The above pic is my Moss tank, the substrate is handfuls of bog where the sphagnum came from, very high humidity (sealed tank, no spraying), this Buce is one of two that went in this tank and were obliterated completely in very short succession so thought that was the end of the experiment, it over grew with sphagnum so couldn't see what was going on, it was only when I went to plant a Saracenia in there that I found it regrowing (on top of moss that grew in its remains), in extreme health I would say, the second plant is throwing out a tiny couple of leaves (seen at the tip of the leftmost leaf). The conditions in this tank are less than ideal, there is a lot of mycology in the tank, some beneficial and some detrimental, quite a battle went on and even some slime mold made an exploratory trip across the glass over the space of a few hours before it dried out.





Some moss appears to be able to survive this battleground.





I think in emersed environments the observation that Buce are found living in tandem with moss is not just a coincidence but that one may confer resistance from the presence of the other (moss antiseptic qualities).

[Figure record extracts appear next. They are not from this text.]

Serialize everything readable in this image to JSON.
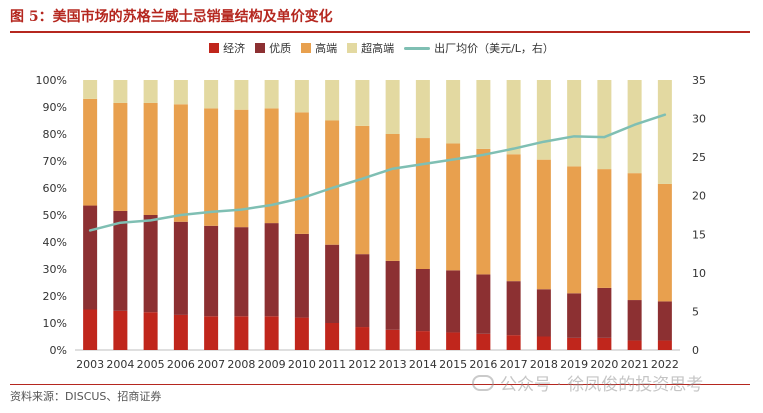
{
  "header": {
    "title": "图 5：美国市场的苏格兰威士忌销量结构及单价变化"
  },
  "footer": {
    "source": "资料来源：DISCUS、招商证券",
    "watermark": "公众号 · 徐凤俊的投资思考"
  },
  "colors": {
    "economy": "#c0261c",
    "premium": "#8c3032",
    "high_end": "#e8a04e",
    "super_premium": "#e3d9a1",
    "price_line": "#7fbfb3",
    "title": "#b5271f"
  },
  "chart_data": {
    "type": "stacked-bar-with-line",
    "title": "美国市场的苏格兰威士忌销量结构及单价变化",
    "categories": [
      "2003",
      "2004",
      "2005",
      "2006",
      "2007",
      "2008",
      "2009",
      "2010",
      "2011",
      "2012",
      "2013",
      "2014",
      "2015",
      "2016",
      "2017",
      "2018",
      "2019",
      "2020",
      "2021",
      "2022"
    ],
    "series": [
      {
        "name": "经济",
        "values": [
          15,
          14.5,
          14,
          13,
          12.5,
          12.5,
          12.5,
          12,
          10,
          8.5,
          7.5,
          7,
          6.5,
          6,
          5.5,
          5,
          4.5,
          4.5,
          3.5,
          3.5
        ]
      },
      {
        "name": "优质",
        "values": [
          38.5,
          37,
          36,
          34.5,
          33.5,
          33,
          34.5,
          31,
          29,
          27,
          25.5,
          23,
          23,
          22,
          20,
          17.5,
          16.5,
          18.5,
          15,
          14.5
        ]
      },
      {
        "name": "高端",
        "values": [
          39.5,
          40,
          41.5,
          43.5,
          43.5,
          43.5,
          42.5,
          45,
          46,
          47.5,
          47,
          48.5,
          47,
          46.5,
          47,
          48,
          47,
          44,
          47,
          43.5
        ]
      },
      {
        "name": "超高端",
        "values": [
          7,
          8.5,
          8.5,
          9,
          10.5,
          11,
          10.5,
          12,
          15,
          17,
          20,
          21.5,
          23.5,
          25.5,
          27.5,
          29.5,
          32,
          33,
          34.5,
          38.5
        ]
      }
    ],
    "line_series": {
      "name": "出厂均价（美元/L，右）",
      "values": [
        15.5,
        16.5,
        16.8,
        17.5,
        17.9,
        18.2,
        18.8,
        19.7,
        21,
        22.2,
        23.5,
        24.1,
        24.7,
        25.3,
        26.1,
        27,
        27.7,
        27.6,
        29.2,
        30.5
      ]
    },
    "y_left": {
      "min": 0,
      "max": 100,
      "ticks": [
        "0%",
        "10%",
        "20%",
        "30%",
        "40%",
        "50%",
        "60%",
        "70%",
        "80%",
        "90%",
        "100%"
      ]
    },
    "y_right": {
      "min": 0,
      "max": 35,
      "ticks": [
        "0",
        "5",
        "10",
        "15",
        "20",
        "25",
        "30",
        "35"
      ]
    },
    "legend": [
      "经济",
      "优质",
      "高端",
      "超高端",
      "出厂均价（美元/L，右）"
    ],
    "legend_position": "top"
  }
}
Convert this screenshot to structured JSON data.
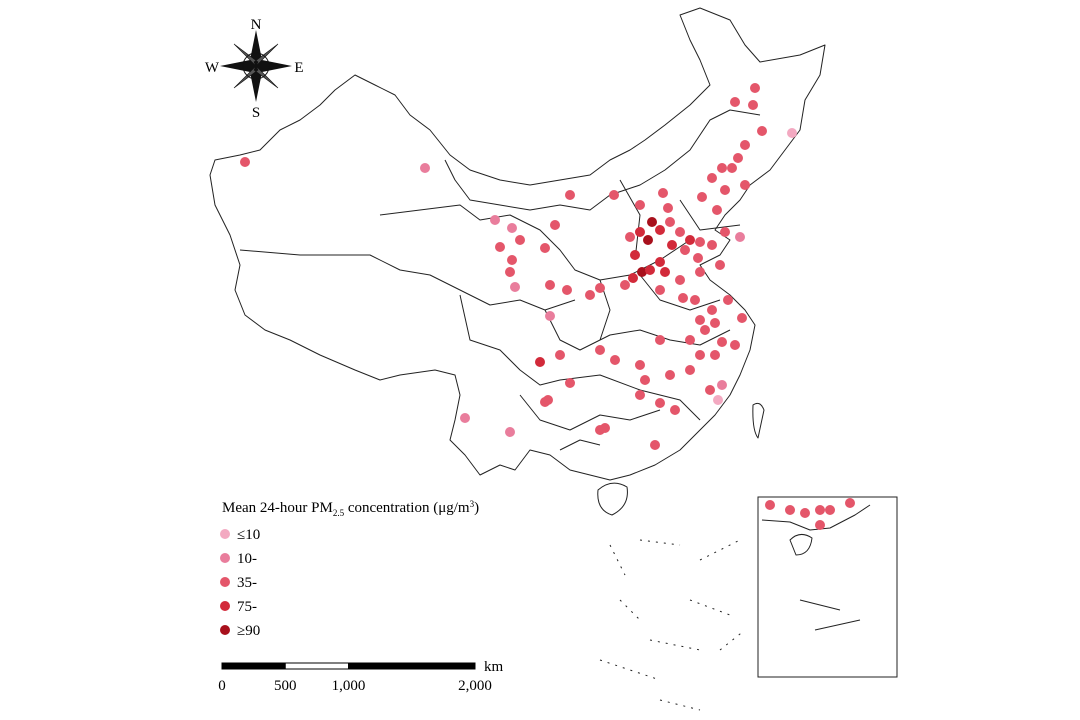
{
  "compass": {
    "north": "N",
    "south": "S",
    "east": "E",
    "west": "W"
  },
  "legend": {
    "title": {
      "text1": "Mean 24-hour PM",
      "sub": "2.5",
      "text2": " concentration (μg/m",
      "sup": "3",
      "text3": ")"
    },
    "items": [
      {
        "label": "≤10",
        "color": "#f3a9c1"
      },
      {
        "label": "10-",
        "color": "#e97d9c"
      },
      {
        "label": "35-",
        "color": "#e4566a"
      },
      {
        "label": "75-",
        "color": "#d22a3a"
      },
      {
        "label": "≥90",
        "color": "#a8101c"
      }
    ]
  },
  "scale": {
    "unit": "km",
    "ticks": [
      0,
      500,
      {
        "value": 1000,
        "label": "1,000"
      },
      {
        "value": 2000,
        "label": "2,000"
      }
    ]
  }
}
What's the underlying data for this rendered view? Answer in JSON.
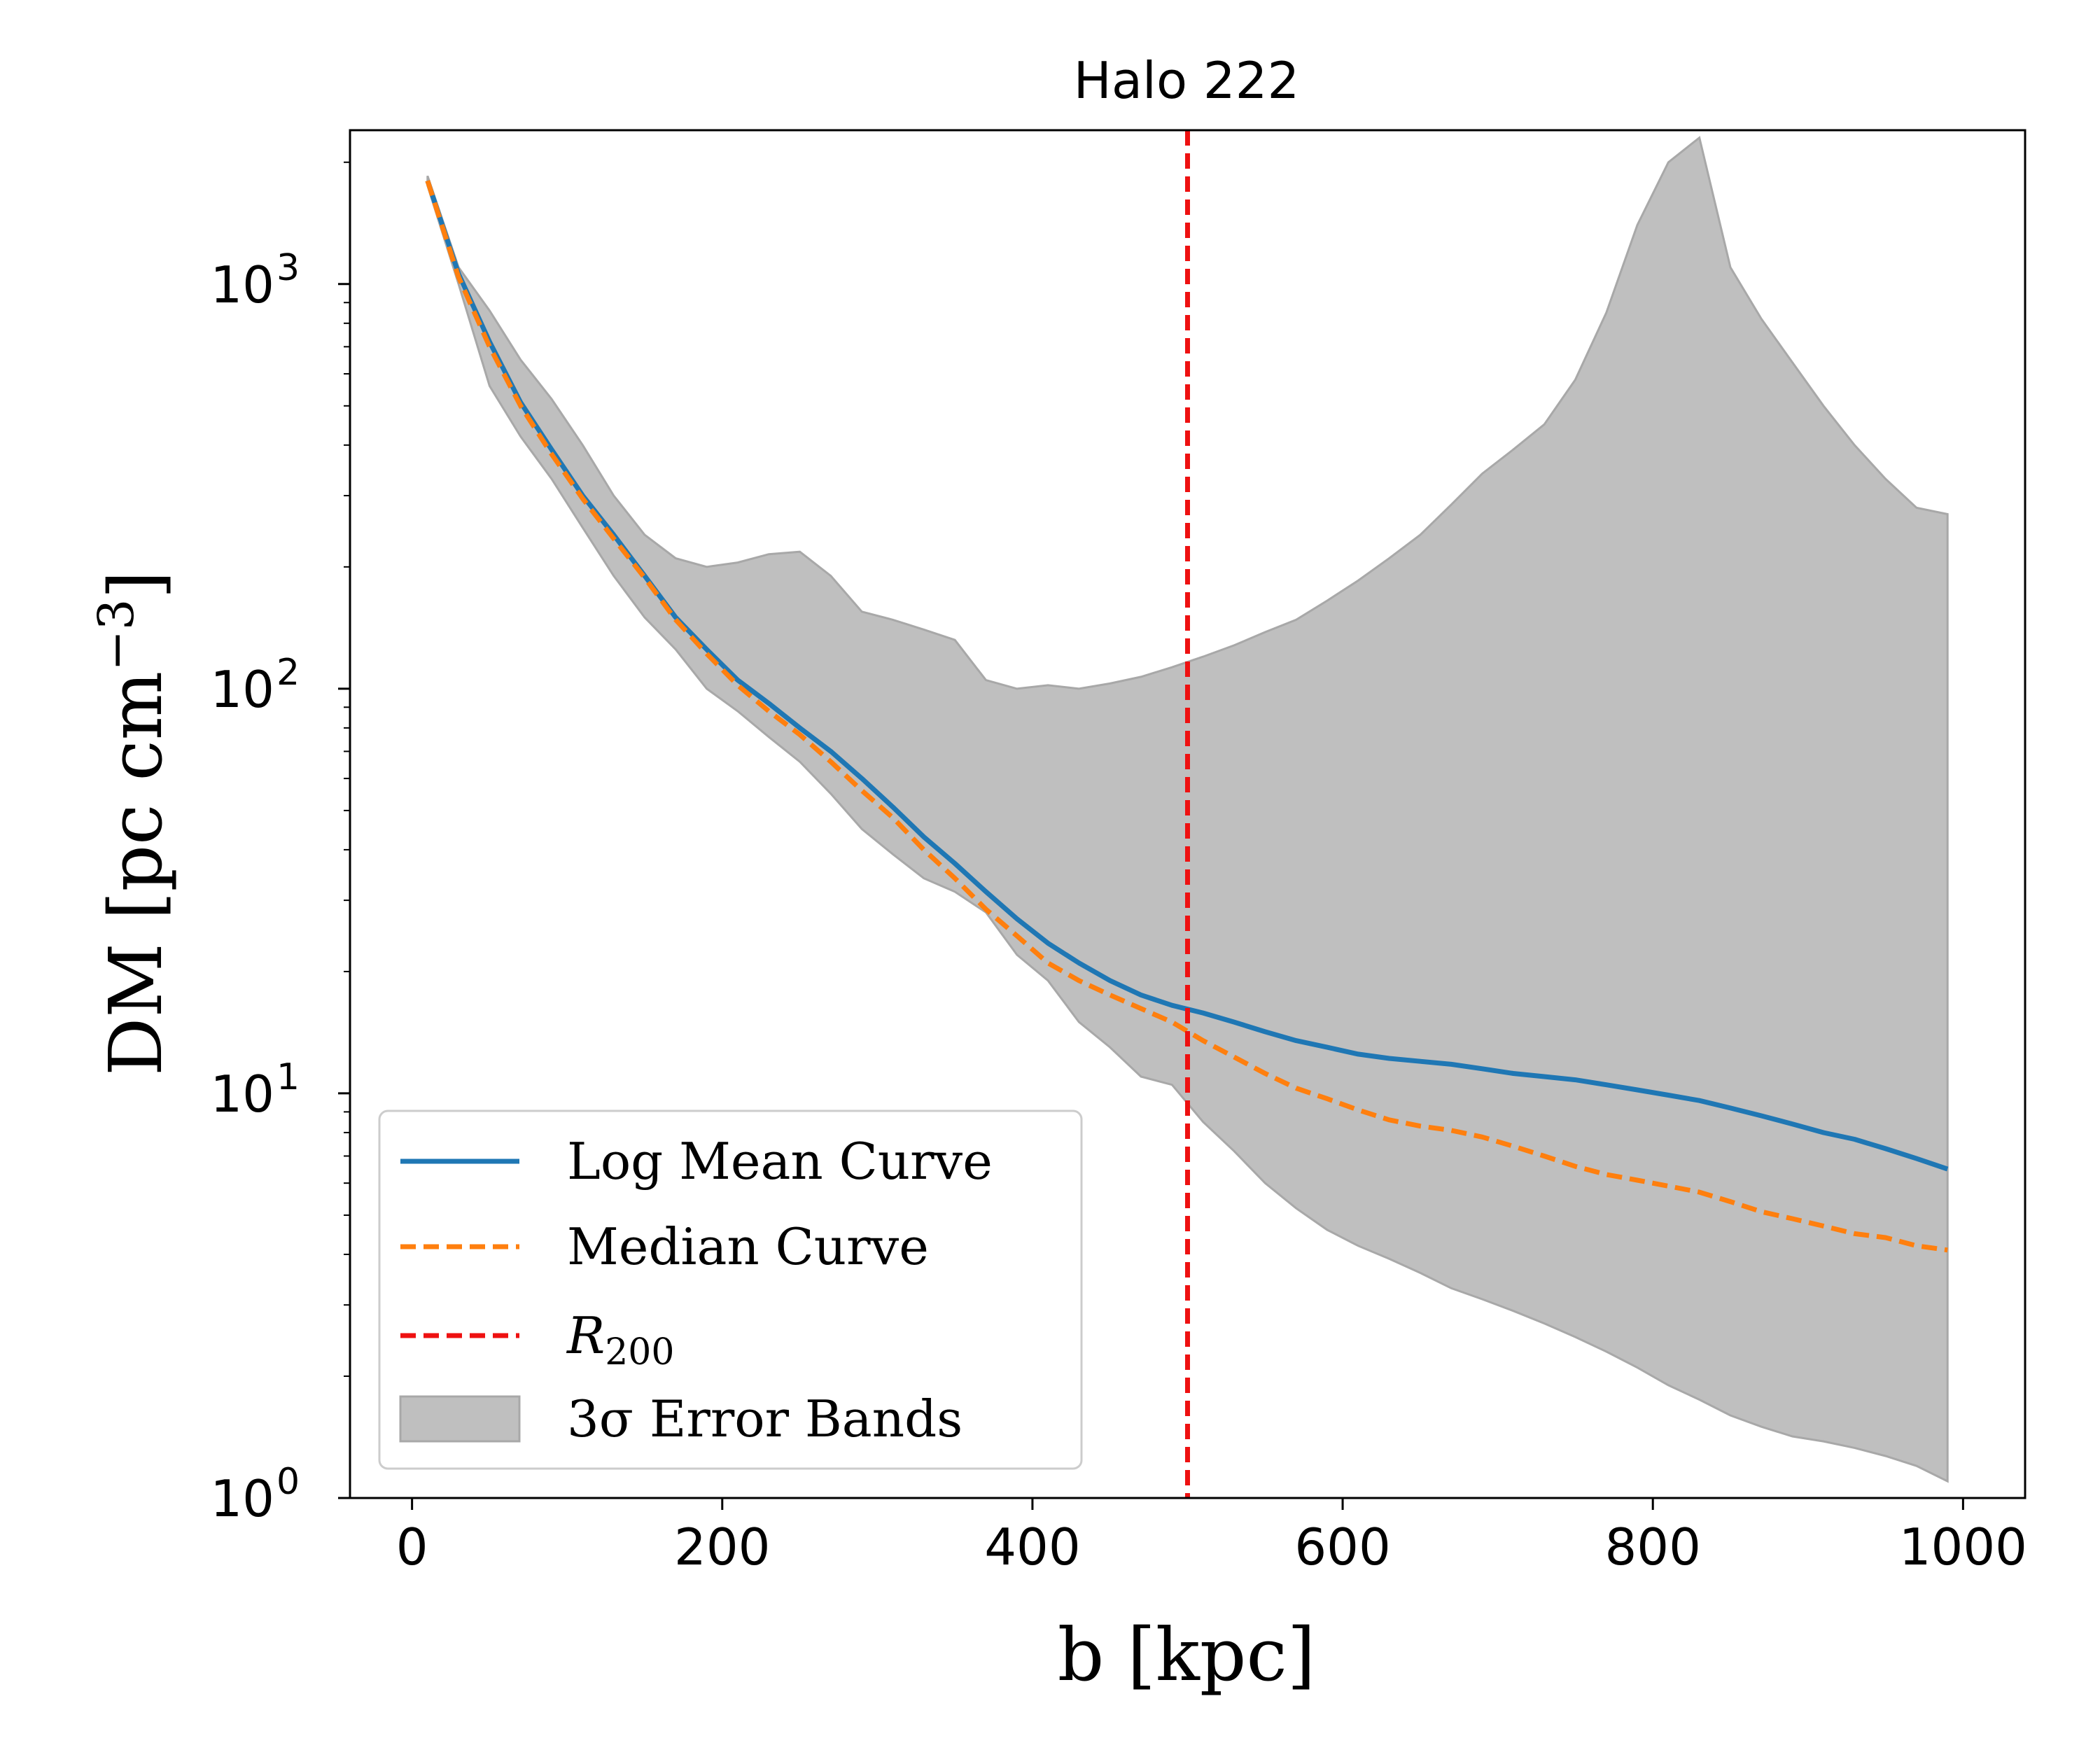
{
  "chart_data": {
    "type": "line",
    "title": "Halo 222",
    "xlabel": "b [kpc]",
    "ylabel": "DM [pc cm",
    "ylabel_sup": "−3",
    "ylabel_close": "]",
    "xlim": [
      -40,
      1040
    ],
    "ylim": [
      1,
      2400
    ],
    "yscale": "log",
    "xticks": [
      0,
      200,
      400,
      600,
      800,
      1000
    ],
    "xtick_labels": [
      "0",
      "200",
      "400",
      "600",
      "800",
      "1000"
    ],
    "yticks": [
      1,
      10,
      100,
      1000
    ],
    "ytick_base": "10",
    "ytick_exps": [
      "0",
      "1",
      "2",
      "3"
    ],
    "grid": false,
    "legend_position": "lower-left",
    "vline": {
      "x": 500,
      "label_main": "R",
      "label_sub": "200",
      "color": "#ee1111"
    },
    "x": [
      10,
      30,
      50,
      70,
      90,
      110,
      130,
      150,
      170,
      190,
      210,
      230,
      250,
      270,
      290,
      310,
      330,
      350,
      370,
      390,
      410,
      430,
      450,
      470,
      490,
      510,
      530,
      550,
      570,
      590,
      610,
      630,
      650,
      670,
      690,
      710,
      730,
      750,
      770,
      790,
      810,
      830,
      850,
      870,
      890,
      910,
      930,
      950,
      970,
      990
    ],
    "series": [
      {
        "name": "Log Mean Curve",
        "color": "#1f77b4",
        "style": "solid",
        "values": [
          1800,
          1060,
          720,
          510,
          390,
          300,
          240,
          190,
          150,
          125,
          105,
          92,
          80,
          70,
          60,
          51,
          43,
          37,
          31.5,
          27,
          23.5,
          21,
          19,
          17.5,
          16.5,
          15.8,
          15,
          14.2,
          13.5,
          13,
          12.5,
          12.2,
          12,
          11.8,
          11.5,
          11.2,
          11,
          10.8,
          10.5,
          10.2,
          9.9,
          9.6,
          9.2,
          8.8,
          8.4,
          8,
          7.7,
          7.3,
          6.9,
          6.5
        ]
      },
      {
        "name": "Median Curve",
        "color": "#ff7f0e",
        "style": "dashed",
        "values": [
          1800,
          1040,
          700,
          500,
          380,
          295,
          235,
          188,
          148,
          122,
          102,
          88,
          77,
          66,
          56,
          48,
          40,
          34,
          28.5,
          24.5,
          21,
          19,
          17.5,
          16.2,
          15,
          13.5,
          12.3,
          11.2,
          10.3,
          9.7,
          9.1,
          8.6,
          8.3,
          8.1,
          7.8,
          7.4,
          7,
          6.6,
          6.3,
          6.1,
          5.9,
          5.7,
          5.4,
          5.1,
          4.9,
          4.7,
          4.5,
          4.4,
          4.2,
          4.1
        ]
      }
    ],
    "band": {
      "name": "3σ Error Bands",
      "color": "#bfbfbf",
      "upper": [
        1850,
        1100,
        860,
        650,
        520,
        400,
        300,
        240,
        210,
        200,
        205,
        215,
        218,
        190,
        155,
        148,
        140,
        132,
        105,
        100,
        102,
        100,
        103,
        107,
        113,
        120,
        128,
        138,
        148,
        165,
        185,
        210,
        240,
        285,
        340,
        390,
        450,
        580,
        850,
        1400,
        2000,
        2300,
        1100,
        820,
        640,
        500,
        400,
        330,
        280,
        270
      ],
      "lower": [
        1750,
        1000,
        560,
        420,
        330,
        250,
        190,
        150,
        125,
        100,
        88,
        76,
        66,
        55,
        45,
        39,
        34,
        31.5,
        28,
        22,
        19,
        15,
        13,
        11,
        10.5,
        8.5,
        7.2,
        6,
        5.2,
        4.6,
        4.2,
        3.9,
        3.6,
        3.3,
        3.1,
        2.9,
        2.7,
        2.5,
        2.3,
        2.1,
        1.9,
        1.75,
        1.6,
        1.5,
        1.42,
        1.38,
        1.33,
        1.27,
        1.2,
        1.1
      ]
    }
  }
}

Ps. These types of destructive molds apparently stop growing when the ambient air temp exceeds 30c.


----------



## Edvet (2 Apr 2019)

In nature they grow mostly on rocks above the water and only get submerged in high water season.


----------



## Hanuman (3 Apr 2019)

On rock yes but along side moss which is damped. Bucephalandra mostly feeds from roots so roots need to be in water or highly humid otherwise it dies.

Growing bucephalandra emersed is possible but challenging because possibility of mold development. As long as you have good air circulation then it should be fine.


----------